Tra i compagni nessuno aveva visto nulla, io, invece confessai di aver notato la maestra parlare col giardiniere come se si conoscessero da tempo e di aver sentito il grido poco dopo.

La guida non notò niente di particolare che facesse

pensare a quell’omicidio.

L’autista non dichiarò nulla, era molto cupo e silenzioso.

Il giardiniere fu interrogato per ultimo, negò di conoscere la maestra e disse che la sera prima si era avvicinato a lei solo per chiederle un’informazione sulle rose.

Sul corpo della maestra furono trovate delle spine di rosa, proprio tra le dita, quindi il principale sospettato fu il giardiniere.

Eravamo tutti a cena in attesa che venissero i nostri genitori a prenderci; la mia mamma arrivò un po’ prima degli altri, si imbatté nell’autista e discusse con lui perché aveva posteggiato l’autobus davanti l’ingresso dell’hotel nel posto dei disabili. Si accorse inoltre che aveva una macchia rossa sul colletto della camicia, sembrava più che altro del rossetto. Dopodiché mi raggiunse e ci incamminammo verso il parcheggio, ma prima di salire sull’auto, la mamma mi raccontò ciò che aveva visto sulla camicia dell’autista.

Subito corsi dentro l’hotel per parlarne con l’investigatore che, sentita la notizia, interrogò mia mamma, poi di nuovo l’autista, il quale, dopo tante domande, raccontò finalmente la verità. - Io e Lilia avevamo una storia d’amore; fui preso dalla gelosia quando quella sera la vidi parlare col giardiniere, dai loro sguardi capii che tra loro era nato qualcosa, perché lui era troppo gentile e le aveva regalato delle rose. Allora, accecato dalla gelosia la accoltellai e buttai il suo corpo dentro l’acqua insieme alle rose. Nascosi il pugnale sporco di sangue sotto terra vicino alle rose.

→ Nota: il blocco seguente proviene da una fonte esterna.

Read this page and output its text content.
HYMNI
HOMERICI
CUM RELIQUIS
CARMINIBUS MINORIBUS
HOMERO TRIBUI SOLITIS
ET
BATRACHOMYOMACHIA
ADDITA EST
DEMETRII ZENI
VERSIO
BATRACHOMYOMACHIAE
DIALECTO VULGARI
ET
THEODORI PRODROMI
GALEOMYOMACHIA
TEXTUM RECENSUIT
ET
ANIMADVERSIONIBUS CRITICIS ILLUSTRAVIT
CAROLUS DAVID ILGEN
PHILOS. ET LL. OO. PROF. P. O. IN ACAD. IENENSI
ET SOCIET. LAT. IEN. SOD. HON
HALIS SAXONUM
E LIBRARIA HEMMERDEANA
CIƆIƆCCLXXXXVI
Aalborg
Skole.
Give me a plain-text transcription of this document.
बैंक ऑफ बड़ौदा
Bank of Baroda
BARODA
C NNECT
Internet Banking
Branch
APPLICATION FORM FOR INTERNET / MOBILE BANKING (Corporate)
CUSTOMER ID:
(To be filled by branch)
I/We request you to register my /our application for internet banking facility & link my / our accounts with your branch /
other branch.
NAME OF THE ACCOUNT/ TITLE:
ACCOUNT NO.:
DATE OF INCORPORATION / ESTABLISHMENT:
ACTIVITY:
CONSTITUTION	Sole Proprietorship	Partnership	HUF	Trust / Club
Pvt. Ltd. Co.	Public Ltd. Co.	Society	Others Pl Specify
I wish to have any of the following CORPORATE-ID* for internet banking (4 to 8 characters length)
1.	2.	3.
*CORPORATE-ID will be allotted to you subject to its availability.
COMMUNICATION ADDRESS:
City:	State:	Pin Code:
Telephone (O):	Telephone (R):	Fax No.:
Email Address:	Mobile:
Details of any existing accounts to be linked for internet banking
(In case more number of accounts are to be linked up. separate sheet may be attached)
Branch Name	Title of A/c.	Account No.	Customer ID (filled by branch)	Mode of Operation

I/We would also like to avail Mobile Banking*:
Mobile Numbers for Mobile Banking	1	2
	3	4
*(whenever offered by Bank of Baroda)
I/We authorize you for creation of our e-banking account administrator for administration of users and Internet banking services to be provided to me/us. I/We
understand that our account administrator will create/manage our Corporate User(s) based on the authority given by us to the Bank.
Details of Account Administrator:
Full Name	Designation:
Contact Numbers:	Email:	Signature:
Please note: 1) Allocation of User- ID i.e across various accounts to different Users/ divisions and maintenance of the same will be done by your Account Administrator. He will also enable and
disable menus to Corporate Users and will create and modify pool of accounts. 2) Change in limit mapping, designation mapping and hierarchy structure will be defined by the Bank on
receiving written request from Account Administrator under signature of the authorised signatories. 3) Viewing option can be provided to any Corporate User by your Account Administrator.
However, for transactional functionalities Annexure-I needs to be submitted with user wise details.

L’autista scoppiò a piangere. Fu subito portato alla centrale di polizia in attesa di essere processato.

L’investigatore mi ringraziò e, offrendomi un bel gelato, mi disse che avevo la stoffa per fare questo mestiere.

Avrò anche la stoffa del detective come mi ha detto l’investigatore, ma ancora non riesco a spiegarmi quell’ombra che mi fissò la scorsa notte. Se fosse l’autista o qualcun altro non si saprà mai.